低アルブミンの場合にはCa補正値=Ca+(4-Alb)の補正は必須であるが,さらに正確な判断のためにはイオン化Caの測定(血液ガスにて測定)が必要である.

血清Ca濃度が12mg/dLを超えると食欲低下・嘔気に始まり,口渇・多飲・多尿や便秘を来す.進行すると精神症状・意識障害を呈する.

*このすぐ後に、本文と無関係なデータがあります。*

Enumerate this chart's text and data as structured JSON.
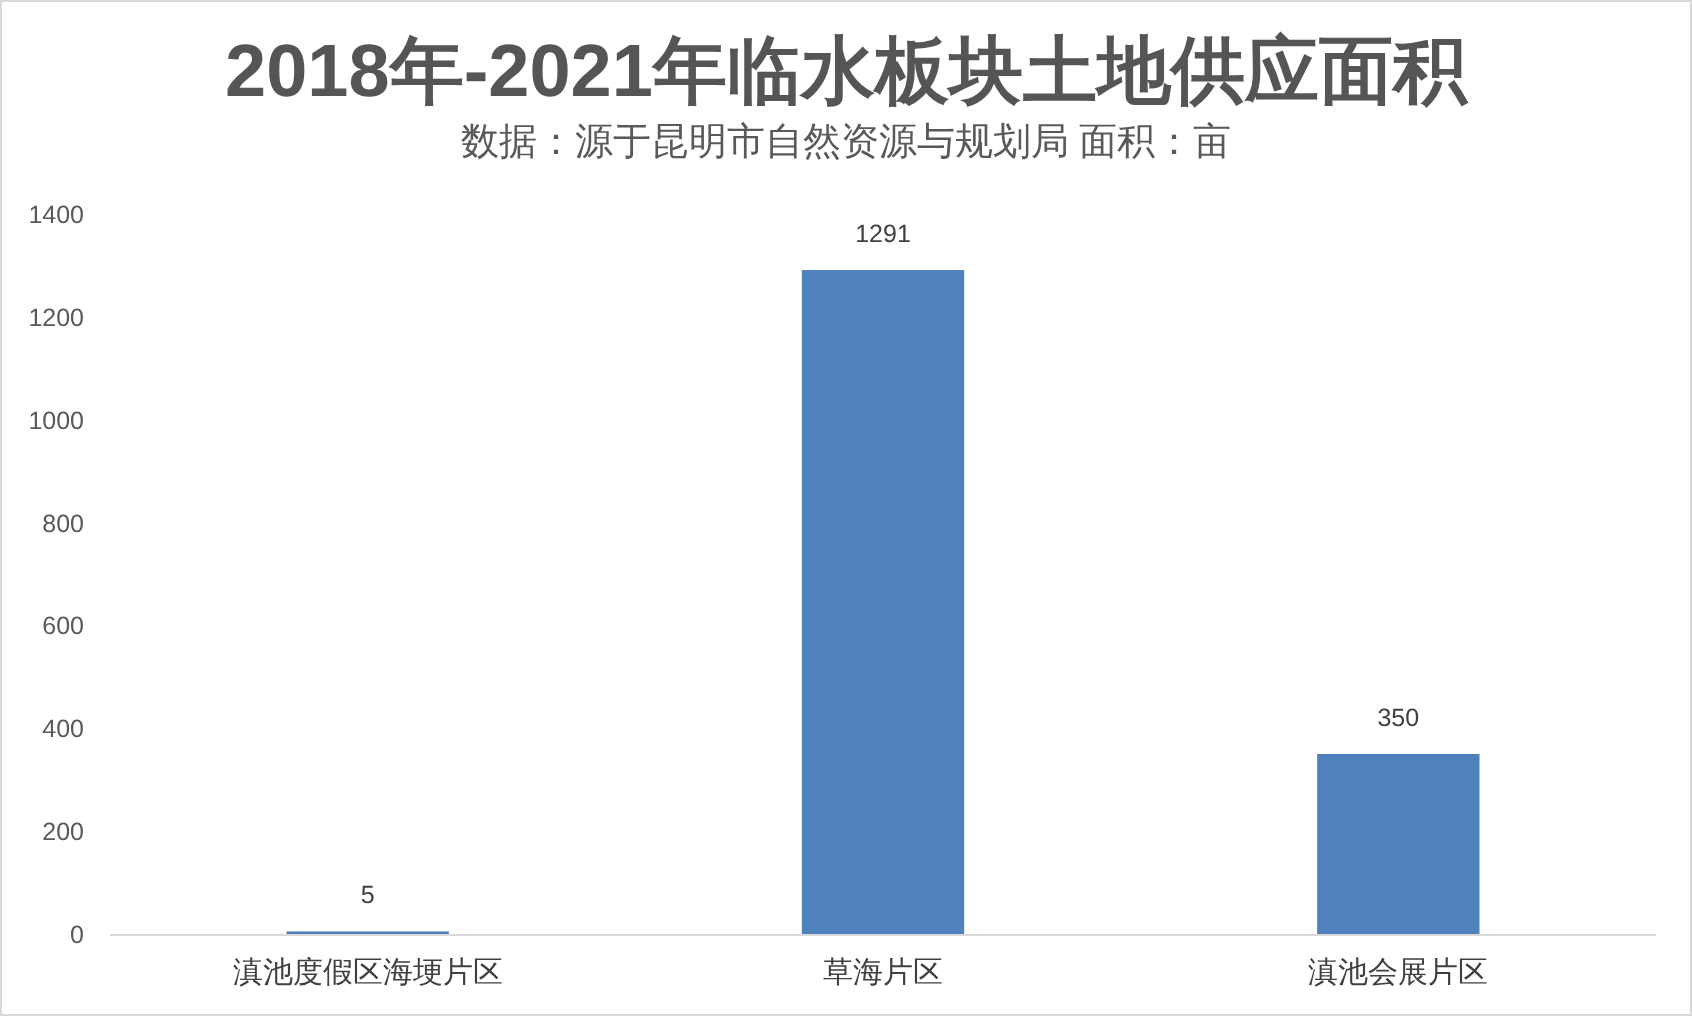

高Ca血症が持続すると尿路結石を来し,これが初発症状であることもある.

それ以外には腎障害や消化性潰瘍,稀に膵炎を来しうる.

40%がAlbに結合し15%が陰イオンと結合しているため,イオン化Caは血清Caの45%を占める.

▶低Alb血症ではCa補正値=Ca+(4-Alb)で推定,蛋白量が増加している場合はCa補正値=Ca/(0.6+TP/19.4)で推定を行えるが,イオン化Ca測定と比較すると正確性は乏しい〔Crit Care Med. 2003 May; 31(5): 1389-93〕.

▶イオン化Ca(mmol/L)≒〔血清Ca値(mg/dL)-4〕÷4

高Ca血症の疫学

原発性副甲状腺機能亢進症と悪性疾患が2大疾患で,外来では前者,入院では後者がより多い.

Pが低ければ原発性副甲状腺機能亢進症,Albが低ければ悪性腫瘍の可能性が高くなる.

悪性腫瘍では肺扁平上皮癌・乳癌・多発性骨髄腫の他,九州・沖縄地方では成人T細胞性白血病/リンパ腫が多い.

腎不全・透析患者では高Ca血症は一般的で,ビタミンDやCaの投与が原因となる以外に,重症二次性副甲状腺機能亢進症,アルミニウム中毒が原因となりうる.


悪性腫瘍と診断されている患者の10-40%に高Ca血症は生じる.骨転移巣の有無にかかわらず生じ,転移の程度にも関連はない.80-90%がPTH関連蛋白(PTHrP)の産生に基づき,10-20%が局所的骨破壊によるとされる.